7. De stichting is opgericht door [naam] en zij was ten tijde van het indienen van het bezwaarschrift het enige bestuurslid van de stichting. De stichting heeft een lijst van activiteiten van de stichting met bijbehorende stukken ingezonden om aan te tonen dat de stichting in de periode voorafgaande aan het indienen van het bezwaarschrift feitelijke werkzaamheden verrichtte met het oog op de behartiging van haar doelstelling.
8. Op de zitting heeft de gemachtigde van de vergunninghouder een opsomming gegeven van de bestuursrechtelijke procedures die de stichting in 2018 heeft gevoerd.
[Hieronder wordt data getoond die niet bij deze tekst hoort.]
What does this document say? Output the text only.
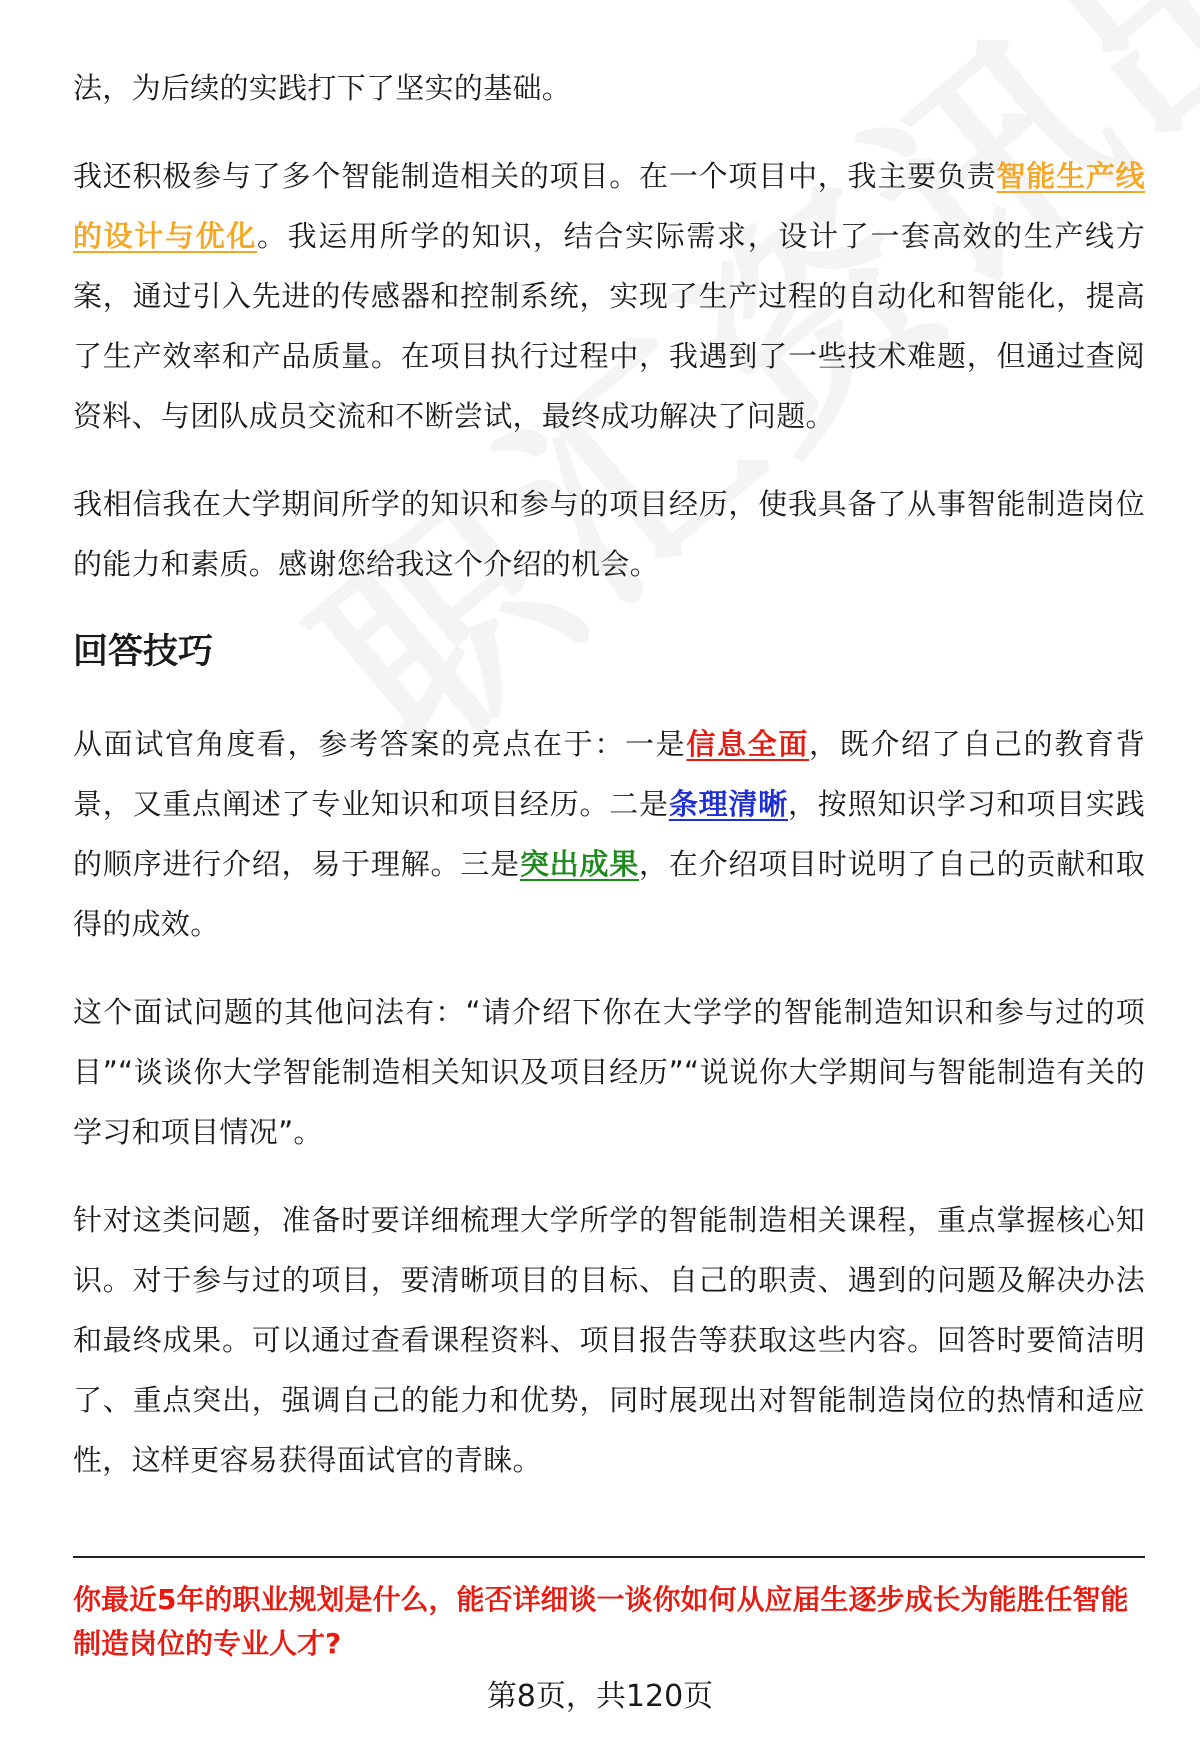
法，为后续的实践打下了坚实的基础。

我还积极参与了多个智能制造相关的项目。在一个项目中，我主要负责智能生产线的设计与优化。我运用所学的知识，结合实际需求，设计了一套高效的生产线方案，通过引入先进的传感器和控制系统，实现了生产过程的自动化和智能化，提高了生产效率和产品质量。在项目执行过程中，我遇到了一些技术难题，但通过查阅资料、与团队成员交流和不断尝试，最终成功解决了问题。

我相信我在大学期间所学的知识和参与的项目经历，使我具备了从事智能制造岗位的能力和素质。感谢您给我这个介绍的机会。

回答技巧

从面试官角度看，参考答案的亮点在于：一是信息全面，既介绍了自己的教育背景，又重点阐述了专业知识和项目经历。二是条理清晰，按照知识学习和项目实践的顺序进行介绍，易于理解。三是突出成果，在介绍项目时说明了自己的贡献和取得的成效。

这个面试问题的其他问法有：“请介绍下你在大学学的智能制造知识和参与过的项目”“谈谈你大学智能制造相关知识及项目经历”“说说你大学期间与智能制造有关的学习和项目情况”。

针对这类问题，准备时要详细梳理大学所学的智能制造相关课程，重点掌握核心知识。对于参与过的项目，要清晰项目的目标、自己的职责、遇到的问题及解决办法和最终成果。可以通过查看课程资料、项目报告等获取这些内容。回答时要简洁明了、重点突出，强调自己的能力和优势，同时展现出对智能制造岗位的热情和适应性，这样更容易获得面试官的青睐。

你最近5年的职业规划是什么，能否详细谈一谈你如何从应届生逐步成长为能胜任智能制造岗位的专业人才?

第8页，共120页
Deze opsomming omvat onder andere het maken van bezwaar tegen de verleende evenementenvergunning omgevingsvergunning voor “ [naam] ”, het maken van bezwaar tegen de omgevingsvergunning voor “ [naam] ”, het instellen van beroep tegen de omgevingsvergunning voor “ [naam] ”, het instellen van hoger beroep tegen de omgevingsvergunning voor “ [naam] ”, het instellen van hoger beroep tegen de omgevingsvergunning voor “ [naam] ”, een preventief verzoek om handhaving op grond van de Wet natuurbescherming met betrekking tot “ [naam] ”, een preventief verzoek om handhaving op grond van de Wet natuurbescherming met betrekking tot “ [naam] ” en diverse procedures in verband met de kap van bomen in het [naam] . De stichting heeft deze opsomming niet betwist.
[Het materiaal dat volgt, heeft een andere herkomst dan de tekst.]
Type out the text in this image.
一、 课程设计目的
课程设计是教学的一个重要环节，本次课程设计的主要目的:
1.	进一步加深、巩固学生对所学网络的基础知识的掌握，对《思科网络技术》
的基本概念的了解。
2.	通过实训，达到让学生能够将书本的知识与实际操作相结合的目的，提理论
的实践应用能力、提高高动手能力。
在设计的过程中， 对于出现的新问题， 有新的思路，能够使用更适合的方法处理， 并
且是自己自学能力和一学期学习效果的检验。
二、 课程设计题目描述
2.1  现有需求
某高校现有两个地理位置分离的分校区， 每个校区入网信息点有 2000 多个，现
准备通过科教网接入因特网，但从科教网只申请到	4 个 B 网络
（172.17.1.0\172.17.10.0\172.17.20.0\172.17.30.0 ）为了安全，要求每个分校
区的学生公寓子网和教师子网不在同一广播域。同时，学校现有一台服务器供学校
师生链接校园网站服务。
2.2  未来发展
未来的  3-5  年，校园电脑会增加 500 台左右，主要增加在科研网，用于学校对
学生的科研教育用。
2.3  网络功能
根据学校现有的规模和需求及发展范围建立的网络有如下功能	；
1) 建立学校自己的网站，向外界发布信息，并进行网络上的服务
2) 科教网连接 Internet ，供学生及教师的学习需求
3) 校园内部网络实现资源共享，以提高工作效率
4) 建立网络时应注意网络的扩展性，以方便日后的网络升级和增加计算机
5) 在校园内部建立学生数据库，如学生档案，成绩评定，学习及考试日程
9. Uit de door de stichting overgelegde lijst van activiteiten met bijbehorende stukken en uit hetgeen [naam] op de zitting heeft verklaard, blijkt onder meer dat de stichting heeft deelgenomen aan het parkenoverleg, heeft ingesproken op vergaderingen van betrokken overheden, heeft deelgenomen aan overleggen met de beheerders van [naam] en een website en een weblog heeft bijgehouden. Hieruit blijkt weliswaar dat de stichting enige feitelijke werkzaamheden heeft verricht, maar deze zijn in verhouding tot het grote aantal bestuursrechtelijke procedures dat de stichting heeft gevoerd en de daarmee samenhangende voorbereidende werkzaamheden onvoldoende om aan te kunnen nemen dat de stichting in de periode voorafgaande aan het indienen van het bezwaarschrift relevante feitelijke werkzaamheden ter behartiging van haar doelstelling heeft verricht. Gelet hierop vindt de rechtbank dat het belang van de stichting niet rechtstreeks is betrokken bij de tijdelijke omgevingsvergunning. Dit betekent dat het college zich terecht op het standpunt heeft gesteld dat de stichting geen belanghebbende is.
10. Op grond van het voorgaande komt de rechtbank tot de conclusie dat het college het bezwaar van de stichting terecht niet-ontvankelijk heeft verklaard. Het beroep is dan ook ongegrond.
11. Voor een proceskostenveroordeling is geen aanleiding.